Гвинн остановился. Со стороны могло показаться, что лорду понадобилась передышка перед лестницей, которая вела в его покои — словно издевательство, настоящая пытка для одноногого, несмотря на то, что Гвинн всю жизнь был воином и мог преодолевать трудности. Рона несколько раз предлагала ему не мучиться и поселиться где-нибудь внизу, но он отказывался нарушать традиции.
— Мне жаль, что тогда ни у кого не хватило смелости что-то изменить, — вдруг сказал он, и Роне показалось, что она ослышалась. Что дядя на самом деле ничего такого не говорил — насквозь горького, тихого, как шепот опадающих рыжих листьев.
Она хотела переспросить, чувствуя себя распоследней дурой, но не смогла. Гвинн тоже ничего не сказал, только смотрел на лестницу, чуть прищурившись, как на давнего своего врага — возможно, когда-то такими взглядами он одаривал достойнейших рыцарей на турнирах, с которыми сражался за ландышевый венок королевы…
— Ну что, книги ждут? — криво оскалился Гвинн, шагая на первую ступеньку.
***
— Аэрона! — голос прогремел, как раскат грома, и Рона взвилась на постели, взбивая ногами одеяло. Она спала в одной рубахе — и громкий мужской голос заставил ее испуганно дернуться и начать шарить рядом в поисках ножа.
Ане́ддин Ка́рвах, командир гарнизона. Человек, который в жизни никого не защитил — за это Рона самолично мечтала выцарапать ему бесцветные, водянистые глаза. Он выглядел как настоящий воин: с доспехом, при плаще, с бритой головой, пересеченной несколькими глубокими шрамами, будто медведь лапой приложился, — вот только Анеддин командовал кучкой неопытных юнцов из их деревни и большую часть времени проводил в мути пьянства. Дядя держал его при себе, только потому что иначе Анеддин Карвах стал бы разбойником на дороге, а это не нужно было никому. И сейчас этот мужлан стоял в ее комнате, запросто распахнув дверь, и требовательно смотрел на нее.
Его взгляд был трезв — значит, случилось что-то немыслимое.
— Что вы делаете в комнате своей леди?! — вскрикнула Рона, надеясь, что ее возмущение звучит не как задушенный писк. Она наконец-то нащупала охотничий нож отца и выдохнула, готовясь к схватке, если Анеддин попробует к ней приблизиться.

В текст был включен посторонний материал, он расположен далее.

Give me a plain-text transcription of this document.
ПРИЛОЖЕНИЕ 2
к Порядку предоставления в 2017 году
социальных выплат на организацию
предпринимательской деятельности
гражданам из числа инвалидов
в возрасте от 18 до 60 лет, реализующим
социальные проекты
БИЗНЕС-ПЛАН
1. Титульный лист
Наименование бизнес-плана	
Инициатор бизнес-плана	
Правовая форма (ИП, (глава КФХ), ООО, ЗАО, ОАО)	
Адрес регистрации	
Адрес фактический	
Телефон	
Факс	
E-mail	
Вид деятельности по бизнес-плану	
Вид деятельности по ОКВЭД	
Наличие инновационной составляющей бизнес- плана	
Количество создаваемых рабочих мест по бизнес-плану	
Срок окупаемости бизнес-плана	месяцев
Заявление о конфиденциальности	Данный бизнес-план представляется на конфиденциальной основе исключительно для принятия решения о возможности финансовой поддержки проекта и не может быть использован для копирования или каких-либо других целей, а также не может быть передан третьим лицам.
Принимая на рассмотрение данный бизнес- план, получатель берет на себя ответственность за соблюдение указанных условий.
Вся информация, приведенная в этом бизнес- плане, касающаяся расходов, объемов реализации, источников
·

Несмотря на ночную темень, она отлично могла его заметить по бряцанью доспеха.
— Ваш дядя требует вас к себе, — проговорил Анеддин — и он подбирал слова. — Скорее. Они здесь.
— Они? — изумилась Рона, когда ее сдернули с кровати.
Позабыв, что она неодетая и босая, она семенила за огромным воином, упорно волокущим ее в главную залу. Жалкое, мучительное зрелище: во времена ее отца местные князьки собирались здесь по праздникам, было пенно, шумно и весело, румяные девки плясали под грубый мужской хохот, а Рона наблюдала за этим с маминых колен, восторженно подвывая старым песням. Сейчас было темно, пусто, пыльно. Горели свечи в старых подсвечниках. Рона различила дядю — и человека рядом с ним. Чуть позади стояло еще несколько, неподвижных. Анеддин толкнул ее навстречу, и она прошла несколько шагов, звучно шлепая ногами по полу, пока не остановилась напротив гостя, закутанного в черное, и не уставилась в стеклянные глаза вороньей маски.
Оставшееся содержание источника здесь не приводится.